Pero la caída del gobierno de la Alianza no sólo implicó una nueva frustración histórica para la Argentina. También significó una dura derrota para la causa de las reformas económicas de los años 90 en la región. Así pareció advertirlo el profesor de Harvard Martin Feldstein en un artículo titulado “Argentina´s Fall. Lessons from the Latest Financial Crisis”, publicado en Foreign Affairs (March/April 2002) cuando reconoció que “los treinta y cinco millones de ciudadanos de la Argentina no serán los únicos que pagarán el alto precio de la última crisis económica” sino que los efectos colaterales implicarían “alterar radicalmente las relaciones económicas y políticas entre Latinoamérica y los Estados Unidos”. Feldstein advirtió que “la Argentina revertirá algunas de las reformas económicas más favorables que fueron introducidas por el Presidente Carlos Menem a comienzos de los años 90″ y explicaba que si bien las mismas no eran responsables de la crisis, se convertirían en un “chivo expiatorio políticamente conveniente”.

Feldstein alertó que la crisis argentina debilitaría las prospectivas de acuerdos comerciales dentro del Mercosur y “seguramente terminará con las chances de un acuerdo general de libre comercio de las Américas (ALCA)”. Extremo que se perfeccionó cuatro años más tarde en la Cumbre de Mar del Plata cuando Néstor Kirchner se prestó al show en el que Hugo Chávez insultó al Presidente George W. Bush.

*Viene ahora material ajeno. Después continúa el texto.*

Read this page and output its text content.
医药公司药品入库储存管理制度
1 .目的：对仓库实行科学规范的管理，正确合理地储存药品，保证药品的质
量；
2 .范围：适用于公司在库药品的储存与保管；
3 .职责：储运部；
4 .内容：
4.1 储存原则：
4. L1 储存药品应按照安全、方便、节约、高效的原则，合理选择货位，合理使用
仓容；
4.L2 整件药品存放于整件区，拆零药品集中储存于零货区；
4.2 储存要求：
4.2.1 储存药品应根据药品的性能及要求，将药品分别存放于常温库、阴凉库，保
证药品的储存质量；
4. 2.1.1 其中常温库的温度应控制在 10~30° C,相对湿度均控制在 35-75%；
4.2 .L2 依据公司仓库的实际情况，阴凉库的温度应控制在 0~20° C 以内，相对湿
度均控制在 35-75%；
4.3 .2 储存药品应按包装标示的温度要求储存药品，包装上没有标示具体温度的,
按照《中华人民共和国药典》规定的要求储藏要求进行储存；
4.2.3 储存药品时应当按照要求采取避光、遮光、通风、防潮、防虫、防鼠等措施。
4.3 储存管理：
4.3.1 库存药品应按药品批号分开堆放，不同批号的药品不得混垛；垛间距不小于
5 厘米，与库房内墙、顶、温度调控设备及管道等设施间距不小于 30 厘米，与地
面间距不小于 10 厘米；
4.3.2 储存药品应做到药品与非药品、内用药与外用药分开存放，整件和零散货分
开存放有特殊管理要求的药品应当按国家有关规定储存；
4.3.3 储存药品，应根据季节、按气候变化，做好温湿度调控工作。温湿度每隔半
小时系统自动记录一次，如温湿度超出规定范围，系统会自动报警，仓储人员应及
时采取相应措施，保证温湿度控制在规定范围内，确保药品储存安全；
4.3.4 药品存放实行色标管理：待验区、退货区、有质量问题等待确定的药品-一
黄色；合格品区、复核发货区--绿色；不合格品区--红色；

Feldstein describía que para ese entonces “muchos argentinos culpaban a los Estados Unidos por sus problemas económicos y argumentaban que las políticas norteamericanas habían conducido a su país a este descontrol económico” y recordaban que existía una sensación de que los Estados Unidos “habían abandonado a la Argentina porque, a diferencia de Turquía, su país no tenía significación geopolítica”.

El dramático final del gobierno de De la Rúa alimentó debates y ejercicios de historia contrafáctica sobre ese pasado inmediato que sigue conformando el devenir de nuestros días. Ofreciendo a los contemporáneos y a los historiadores conjeturas sobre escenarios imaginarios. Ensayando hipótesis sobre qué habría sucedido si Duhalde hubiera ganado las elecciones de 1999. O acaso qué podría haber acontecido si De la Rúa hubiera devaluado apenas después de asumir. Otros conjeturaron sobre la posible ayuda que la Argentina podría haber obtenido de parte del gobierno norteamericano si el 11 de septiembre no se hubiera producido o si Al Gore en lugar de Bush hubiera sido elegido presidente de los Estados Unidos en noviembre del año anterior, acaso tal vez adoptando una postura parecida a la de la Administración Clinton, que en 1995 había otorgado un gigantesco paquete de ayuda a México. O tal vez si el boom de los commodities que tuvo lugar a partir del segundo semestre de 2002 hubiera comenzado uno o dos años antes. Preguntas contrafácticas que no tienen respuesta. Toda vez que la historia es aquella sucesión de sucesos que pudieron ser evitados.

La tragedia del 2001 tuvo lugar en las condiciones que conocemos, con la significación histórica de haber provocado el costo gigantesco de la contra-reforma de gran parte de los avances que se habían conseguido durante la década anterior. Anotando una página más en la larga historia de autoderrotas de la Argentina reciente.